Прежде чем уходить, Бартоломью решил заглянуть к Абиньи. Он медленно приоткрыл дверь, и в тот же миг у его ног приземлился перелетевший через всю комнату башмак. Бартоломью толкнул дверь и заглянул в комнату.
— А, это ты, Мэтт. Я думал, там опять чертова крыса. Видал ее? Здоровущая, как собака! — Абиньи выбрался из постели. — Ах, какую ночь я провел вчера, лекарь. Какие наслаждения изведал! Ни одна из юных прелестниц не желает предстать перед создателем, не познав радостей любви, и я только рад помочь им в этом. Эх, знал бы ты только!
— Жиль, если ты наслаждался радостями любви с таким количеством несчастных, как утверждаешь, надеюсь, ты не собираешься навещать Филиппу, — встревожился Бартоломью. — Пожалуйста, не ходи к ней, если имеешь дело с людьми, которые могут быть заражены.
— Вздор! Она умрет, когда придет ее срок, — отмахнулся Абиньи, облачаясь в самый яркий свой наряд. Бартоломью прекрасно понимал: это значило, что его друг собрался вскружить голову очередной подружке.
— А вот ты умрешь раньше срока, если заразишь ее! — негромко пригрозил он.
Абиньи всегда казался ему пустоватым и эгоистичным, хотя временами с ним бывало забавно. Однако он никогда не сомневался в том, что философ искренне привязан к своей сестре. На протяжении этих черных недель лишь образ Филиппы давал Бартоломью силы продолжать его безрадостный труд. Невыносимо было думать, что и она может стать жертвой отвратительной болезни.

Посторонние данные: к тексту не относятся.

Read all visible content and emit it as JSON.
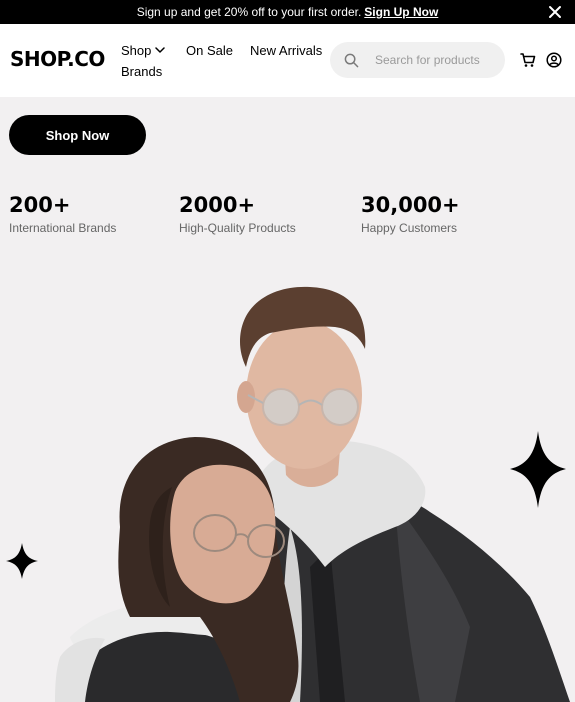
{
  "promo": {
    "text": "Sign up and get 20% off to your first order.",
    "link": "Sign Up Now"
  },
  "header": {
    "logo": "SHOP.CO",
    "nav": {
      "shop": "Shop",
      "on_sale": "On Sale",
      "new_arrivals": "New Arrivals",
      "brands": "Brands"
    },
    "search": {
      "placeholder": "Search for products",
      "value": ""
    }
  },
  "hero": {
    "cta": "Shop Now",
    "stats": [
      {
        "value": "200+",
        "label": "International Brands"
      },
      {
        "value": "2000+",
        "label": "High-Quality Products"
      },
      {
        "value": "30,000+",
        "label": "Happy Customers"
      }
    ]
  },
  "colors": {
    "accent": "#000000",
    "background": "#f2f0f1",
    "header_bg": "#ffffff",
    "search_bg": "#f0f0f0",
    "muted_text": "#666666"
  },
  "icons": [
    "close-icon",
    "chevron-down-icon",
    "search-icon",
    "cart-icon",
    "user-icon",
    "sparkle-icon"
  ]
}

Абиньи прекратил прихорашиваться и взглянул на Бартоломью.
— Прости, Мэттью, — искренне извинился он. — Неужели ты мог подумать, что я способен навредить Филиппе? У меня нет чумы… — Он вскинул руку, преграждая Бартоломью путь в комнату. — Хью Стэплтон умер вчера ночью.
Бартоломью прислонился к двери. Стэплтон управлял пансионом Святого Бенета и был близким другом Абиньи. Жиль проводил в пансионе куда больше времени, чем в Майкл-хаузе, и регулярно там обедал.

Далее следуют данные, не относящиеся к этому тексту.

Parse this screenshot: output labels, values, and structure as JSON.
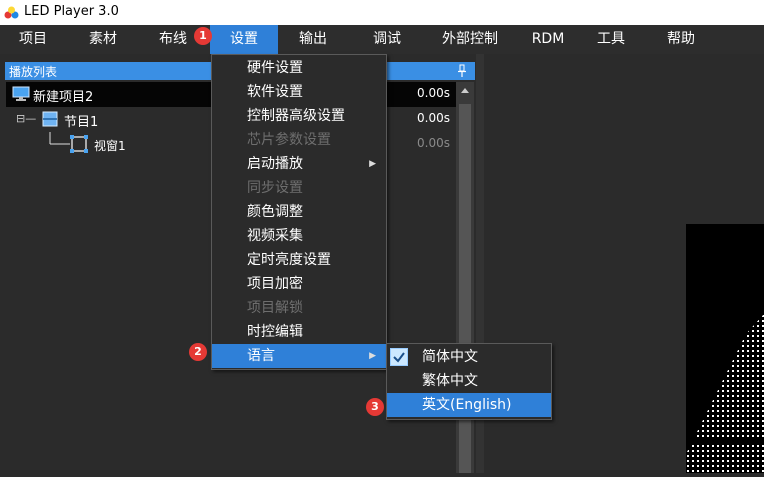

— Мне очень жаль, Жиль, — сказал Бартоломью.
За последние несколько дней он повидал столько смертей, включая смерть Элфрита, что произнести это убедительно ему было нелегко. Он задался вопросом, не утратит ли он всякое сострадание к тому времени, когда чума закончит собирать плоды своей жатвы.
Абиньи кивнул.
— Я ухожу предаваться земным радостям и не стану видеться с Филиппой, — сообщил он. — Я был с Хью, когда он умирал, и он велел мне наслаждаться жизнью, пока она у меня есть. Именно этим я и намерен заняться.

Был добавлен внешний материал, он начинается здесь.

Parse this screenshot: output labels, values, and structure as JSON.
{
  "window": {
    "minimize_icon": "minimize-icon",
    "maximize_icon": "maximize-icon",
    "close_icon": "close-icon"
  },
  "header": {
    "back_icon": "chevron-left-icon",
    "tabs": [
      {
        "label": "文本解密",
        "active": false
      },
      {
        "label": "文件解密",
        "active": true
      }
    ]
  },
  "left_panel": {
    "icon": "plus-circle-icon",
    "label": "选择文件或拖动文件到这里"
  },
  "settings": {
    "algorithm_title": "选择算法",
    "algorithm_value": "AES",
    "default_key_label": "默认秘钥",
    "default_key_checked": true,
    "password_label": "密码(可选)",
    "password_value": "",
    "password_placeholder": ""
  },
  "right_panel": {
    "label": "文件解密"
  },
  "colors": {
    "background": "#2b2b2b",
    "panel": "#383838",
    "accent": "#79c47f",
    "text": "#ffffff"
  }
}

Он набросил на плечи свой лучший красный плащ и беспечно вышел со двора. Бартоломью проводил его до конюшни, где лежало тело отца Элфрита. Пока Абиньи наслаждался жизнью, Бартоломью предстояло похоронить коллегу. Он поднял глаза и увидел Уилсона, торчащего у окна. Он или не он убил Элфрита?
— Отец Элфрит умер, — крикнул Бартоломью, привлекая внимание нескольких студентов, которые шли по двору в зал. — Вы придете на его похороны, мастер Уилсон?
Смутный силуэт за окном исчез. Бартоломью взял из конюшни лопату и отправился на кладбище за церковью Святого Михаила.